Hybrid fiber-reinforced polymer composites have
extensive applications due to their high strength, corrosion resistance,
low maintenance and design flexibility. However, moisture absorbed by
composite components plays a detrimental role in the integrity and
durability of hybrid structure since it can degrade the mechanical
properties and induce interfacial delamination failures. In the current
study, the moisture diffusion characteristics in two-phase
(unidirectional S-glass fiber reinforced epoxy matrix/unidirectional
graphite fiber reinforced epoxy matrix) hybrid composites using moisture
concentration-dependent diffusion method have been investigated. In the
moisture concentration-dependent diffusion method, the diffusion
coefficients are not only dependent on the environmental temperature,
but also dependent on the nodal moisture concentration due to the
internal swelling stress built in the diffusion process. A user-defined
subroutine is developed to implement this method into a commercial
finite element code. Three dimensional finite element models have been
developed to investigate the moisture diffusion in hybrid composites.
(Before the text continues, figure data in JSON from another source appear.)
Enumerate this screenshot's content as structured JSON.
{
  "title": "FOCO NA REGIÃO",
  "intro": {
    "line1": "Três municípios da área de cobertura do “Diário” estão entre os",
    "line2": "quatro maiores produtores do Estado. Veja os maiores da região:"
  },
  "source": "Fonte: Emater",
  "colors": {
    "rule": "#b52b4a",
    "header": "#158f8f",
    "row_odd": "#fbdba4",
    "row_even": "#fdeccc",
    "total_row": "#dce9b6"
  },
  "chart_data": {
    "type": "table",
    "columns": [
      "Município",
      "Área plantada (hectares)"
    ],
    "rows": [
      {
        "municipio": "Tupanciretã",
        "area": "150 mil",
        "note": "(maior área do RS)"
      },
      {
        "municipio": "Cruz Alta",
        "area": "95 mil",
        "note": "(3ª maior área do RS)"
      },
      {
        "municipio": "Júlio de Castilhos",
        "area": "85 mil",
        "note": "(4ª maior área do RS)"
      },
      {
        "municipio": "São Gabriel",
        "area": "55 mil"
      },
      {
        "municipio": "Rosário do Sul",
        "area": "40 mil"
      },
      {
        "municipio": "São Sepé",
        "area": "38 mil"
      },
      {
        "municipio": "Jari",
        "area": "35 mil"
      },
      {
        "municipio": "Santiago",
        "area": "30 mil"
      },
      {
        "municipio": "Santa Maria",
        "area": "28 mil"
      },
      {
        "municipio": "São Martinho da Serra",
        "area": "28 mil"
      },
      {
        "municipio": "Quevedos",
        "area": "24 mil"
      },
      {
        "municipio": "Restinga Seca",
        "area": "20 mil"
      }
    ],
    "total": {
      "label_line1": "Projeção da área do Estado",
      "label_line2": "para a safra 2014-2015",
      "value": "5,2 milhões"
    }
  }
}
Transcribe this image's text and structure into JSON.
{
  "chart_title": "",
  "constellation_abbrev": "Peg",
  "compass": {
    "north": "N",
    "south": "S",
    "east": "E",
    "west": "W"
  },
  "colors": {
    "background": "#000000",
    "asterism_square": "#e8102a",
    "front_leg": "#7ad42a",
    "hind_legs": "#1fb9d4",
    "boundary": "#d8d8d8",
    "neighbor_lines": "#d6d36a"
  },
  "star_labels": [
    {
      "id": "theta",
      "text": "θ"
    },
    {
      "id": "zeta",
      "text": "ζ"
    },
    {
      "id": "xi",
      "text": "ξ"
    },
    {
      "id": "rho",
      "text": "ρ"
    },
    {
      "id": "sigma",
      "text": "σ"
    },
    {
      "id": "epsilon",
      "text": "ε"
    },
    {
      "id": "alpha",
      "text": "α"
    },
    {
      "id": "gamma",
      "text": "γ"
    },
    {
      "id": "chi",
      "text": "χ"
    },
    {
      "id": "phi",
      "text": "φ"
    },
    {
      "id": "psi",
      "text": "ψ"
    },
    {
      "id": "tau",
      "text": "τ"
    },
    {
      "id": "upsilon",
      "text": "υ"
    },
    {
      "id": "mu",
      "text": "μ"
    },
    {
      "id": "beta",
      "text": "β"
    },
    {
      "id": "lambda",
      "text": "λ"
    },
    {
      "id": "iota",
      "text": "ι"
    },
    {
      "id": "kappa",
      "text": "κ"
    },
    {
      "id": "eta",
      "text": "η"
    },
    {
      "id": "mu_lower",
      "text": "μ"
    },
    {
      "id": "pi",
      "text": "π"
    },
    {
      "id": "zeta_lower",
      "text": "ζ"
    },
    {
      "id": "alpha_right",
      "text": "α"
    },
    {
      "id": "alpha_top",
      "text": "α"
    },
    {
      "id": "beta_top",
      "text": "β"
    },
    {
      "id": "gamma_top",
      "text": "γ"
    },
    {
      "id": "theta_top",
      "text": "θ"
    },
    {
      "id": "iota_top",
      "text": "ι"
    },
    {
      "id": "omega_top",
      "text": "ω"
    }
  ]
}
Also, normalization approach is integrated in the modeling to remove the
moisture concentration discontinuity at the interface of different
material components. The moisture diffusion in the 3 layer hybrid
composite exposed to 45 /84% relative humidity for 70 days is simulated
and validated by comparing with available experimental findings. The
developed model has been extended to simulate the moisture diffusion
behavior in adhesive-bonded 4 layer thick hybrid composite structure.
The results indicate that adhesive layer plays a role in resisting the
moisture diffusion process in hybrid composites owing to its low
diffusivity in this study.